And here's a quick refresher (or explainer) on Insertion Sort:

• We iterate over the entire array.

• For each element in the array, we check:

• If the value of the index is greater than 1
• If the element preceding the index is greater than the index itself
• If both conditions are met, we swap them

### What is Big O?

Big O describes the upper bound of an algorithm.

Using our Insertion Sort example, the rate of growth of our algorithm is at most quadratic, or O(n^2).

This is why, for us, as developers and practitioners, we are primarily concerned with Big O.

We want to know just how poorly an algorithm might perform.

To say that the Big O of Insertion Sort is O(n^2) doesn’t mean that Insertion Sort will always be O(n^2). The actual runtime will vary based on the input. What we are saying is that, in a worst case scenario, this is the upper bound of the performance of Insertion Sort.

Knowing this, we then need to ask ourselves the following questions:

• Are we okay with this?

• Can we do better?

### What is Big Omega?

Big Omega describes the lower bound of an algorithm.

Using our Insertion Sort example, if the input is already sorted, then the rate of growth of our algorithm is at least linear, or Ω(n).

If only life always handed us sorted arrays. 🌼

We can also think of this as our best-case scenario.

### What is Big Theta?

Big Theta describes the tight bound of an algorithm, it’s limit from above and below.

Using our Insertion Sort example, we know that the rate of growth is at most O(n^2) and at least Ω(n).

But Big Theta will change with our inputs. Returning to our Insertion Sort example, in a best case scenario, Big Theta is n, but in a worst case scenario, Big Theta is n^2. To say that Insertion Sort is Θ(n) or Θ(n^2) is incorrect as both of these imply that Insertion Sort will always run at either n or n^2.

So what use is Big Theta?

Big Theta is often used to describe the average, or expected, case for an algorithm.
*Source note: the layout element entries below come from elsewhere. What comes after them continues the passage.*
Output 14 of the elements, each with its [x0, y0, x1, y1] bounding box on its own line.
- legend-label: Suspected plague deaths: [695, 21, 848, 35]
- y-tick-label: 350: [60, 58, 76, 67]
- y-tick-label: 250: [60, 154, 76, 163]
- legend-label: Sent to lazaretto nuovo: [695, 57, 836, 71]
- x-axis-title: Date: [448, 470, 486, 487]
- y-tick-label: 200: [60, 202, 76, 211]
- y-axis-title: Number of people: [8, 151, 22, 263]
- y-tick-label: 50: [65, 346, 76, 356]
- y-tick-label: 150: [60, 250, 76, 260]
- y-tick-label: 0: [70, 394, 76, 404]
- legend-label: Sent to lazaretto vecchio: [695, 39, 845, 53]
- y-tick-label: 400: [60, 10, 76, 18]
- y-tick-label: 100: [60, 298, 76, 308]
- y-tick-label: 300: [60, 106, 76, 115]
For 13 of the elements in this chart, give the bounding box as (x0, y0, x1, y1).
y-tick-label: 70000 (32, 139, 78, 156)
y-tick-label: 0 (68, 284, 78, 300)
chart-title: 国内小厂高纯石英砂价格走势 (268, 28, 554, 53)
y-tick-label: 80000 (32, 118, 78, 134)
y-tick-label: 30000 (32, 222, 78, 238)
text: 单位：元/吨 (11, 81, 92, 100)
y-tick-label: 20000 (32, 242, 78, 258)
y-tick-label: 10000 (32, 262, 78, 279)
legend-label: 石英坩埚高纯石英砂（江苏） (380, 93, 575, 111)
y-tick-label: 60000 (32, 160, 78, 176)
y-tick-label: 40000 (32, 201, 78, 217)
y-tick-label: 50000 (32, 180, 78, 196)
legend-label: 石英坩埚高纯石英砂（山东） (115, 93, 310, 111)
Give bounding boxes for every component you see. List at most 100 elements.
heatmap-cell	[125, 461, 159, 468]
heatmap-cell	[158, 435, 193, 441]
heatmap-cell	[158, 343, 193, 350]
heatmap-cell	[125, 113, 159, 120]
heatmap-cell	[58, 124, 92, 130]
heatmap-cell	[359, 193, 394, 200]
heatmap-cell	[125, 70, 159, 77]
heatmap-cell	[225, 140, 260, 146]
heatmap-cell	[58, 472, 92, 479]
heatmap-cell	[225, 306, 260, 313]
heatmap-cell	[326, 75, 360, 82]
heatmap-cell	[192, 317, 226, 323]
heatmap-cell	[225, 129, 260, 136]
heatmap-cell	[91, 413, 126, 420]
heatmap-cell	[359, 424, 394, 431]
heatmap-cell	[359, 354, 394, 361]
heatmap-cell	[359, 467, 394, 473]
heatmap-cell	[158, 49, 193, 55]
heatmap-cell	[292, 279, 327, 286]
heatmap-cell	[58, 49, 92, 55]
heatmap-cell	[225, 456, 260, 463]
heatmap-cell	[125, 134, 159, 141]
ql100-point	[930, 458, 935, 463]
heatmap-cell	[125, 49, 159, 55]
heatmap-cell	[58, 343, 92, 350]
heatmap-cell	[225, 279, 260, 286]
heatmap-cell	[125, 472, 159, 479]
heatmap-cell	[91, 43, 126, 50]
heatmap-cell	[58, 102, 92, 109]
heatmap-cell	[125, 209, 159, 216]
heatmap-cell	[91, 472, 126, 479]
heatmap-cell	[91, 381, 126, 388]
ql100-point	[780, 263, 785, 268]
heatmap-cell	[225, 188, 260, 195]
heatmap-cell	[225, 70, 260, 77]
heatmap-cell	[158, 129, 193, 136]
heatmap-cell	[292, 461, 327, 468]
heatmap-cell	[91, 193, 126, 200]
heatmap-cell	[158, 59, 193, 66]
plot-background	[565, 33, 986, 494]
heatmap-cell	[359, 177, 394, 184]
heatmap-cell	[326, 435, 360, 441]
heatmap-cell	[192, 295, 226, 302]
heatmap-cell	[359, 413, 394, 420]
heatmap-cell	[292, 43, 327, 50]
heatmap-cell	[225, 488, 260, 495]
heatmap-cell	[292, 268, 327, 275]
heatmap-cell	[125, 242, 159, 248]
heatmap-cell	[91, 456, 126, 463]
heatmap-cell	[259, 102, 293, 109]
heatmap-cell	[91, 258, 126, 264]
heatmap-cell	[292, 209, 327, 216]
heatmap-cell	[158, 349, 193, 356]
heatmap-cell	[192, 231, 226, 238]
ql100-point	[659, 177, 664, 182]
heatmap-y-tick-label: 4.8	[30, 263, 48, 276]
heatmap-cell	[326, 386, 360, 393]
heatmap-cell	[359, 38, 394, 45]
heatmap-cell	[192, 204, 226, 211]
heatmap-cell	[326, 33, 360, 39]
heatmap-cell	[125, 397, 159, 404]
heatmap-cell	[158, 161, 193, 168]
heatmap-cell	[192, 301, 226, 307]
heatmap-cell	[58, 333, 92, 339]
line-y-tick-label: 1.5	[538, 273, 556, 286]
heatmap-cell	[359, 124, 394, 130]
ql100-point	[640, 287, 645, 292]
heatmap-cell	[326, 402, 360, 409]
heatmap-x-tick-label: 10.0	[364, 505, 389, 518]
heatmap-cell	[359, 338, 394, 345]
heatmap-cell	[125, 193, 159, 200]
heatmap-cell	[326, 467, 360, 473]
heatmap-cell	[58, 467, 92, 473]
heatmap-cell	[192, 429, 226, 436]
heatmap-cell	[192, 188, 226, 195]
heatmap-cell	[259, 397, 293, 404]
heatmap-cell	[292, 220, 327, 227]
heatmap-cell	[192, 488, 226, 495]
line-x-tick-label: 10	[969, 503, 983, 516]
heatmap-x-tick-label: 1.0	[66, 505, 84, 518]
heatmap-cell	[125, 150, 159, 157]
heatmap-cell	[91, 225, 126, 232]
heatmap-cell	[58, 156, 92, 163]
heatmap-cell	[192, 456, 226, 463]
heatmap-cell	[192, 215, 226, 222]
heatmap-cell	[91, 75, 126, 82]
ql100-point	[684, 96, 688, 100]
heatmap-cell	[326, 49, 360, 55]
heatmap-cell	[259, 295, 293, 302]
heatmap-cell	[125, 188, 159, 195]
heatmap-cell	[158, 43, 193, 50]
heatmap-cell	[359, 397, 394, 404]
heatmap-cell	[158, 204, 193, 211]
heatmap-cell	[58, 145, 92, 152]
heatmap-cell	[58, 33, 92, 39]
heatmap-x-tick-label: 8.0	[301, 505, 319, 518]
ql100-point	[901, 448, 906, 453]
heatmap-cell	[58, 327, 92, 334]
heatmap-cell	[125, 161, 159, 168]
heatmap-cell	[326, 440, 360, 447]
This isn’t exactly true, but it’s a useful shorthand.

So for Insertion Sort, the average case for Big Theta is n^2.

### So What’s the Difference Between Big O, Big Omega, and Big Theta?

We can think of Big O, Big Omega, and Big Theta like conditional operators:

• Big O is like `<=`, meaning the rate of growth of an algorithm is less than or equal to a specific value, e.g: f(x) <= O(n^2)

• Big Omega is like `>=`, meaning the rate of growth is greater than or equal to a specified value, e.g: f(x) >= Ω(n).

• Big Theta is like `==`, meaning the rate of growth is equal to a specified value, e.g: f(x) = Θ(n^2).

But if we needed to make a blanket statement for all cases, we would use Big O, and, for example, say that Insertion Sort is O(n^2).

## Best Case, Worst Case, and Expected Case

What is the relationship between best case/worst case/expected case and Big O/Big Omega/Big Theta?

There isn’t one.

Equivalencies are often made between Big O and worst case, Big Omega and best case, and Big Theta and average case, but we can speak of best, worst, and average for each of these notations.

For example, each of the following statements are true:

• Insertion Sort's worst case rate of growth is at most O(n^2)

• Insertion Sort's worst case rate of growth is at least Ω(n)

• Insertion Sort's worst case rate of growth is exactly Θ(n^2)

## Big O, Big Omega, Big Theta, Big Sigh!

In this tutorial, you learned the difference between Big O, Big Omega, and Big Theta notations.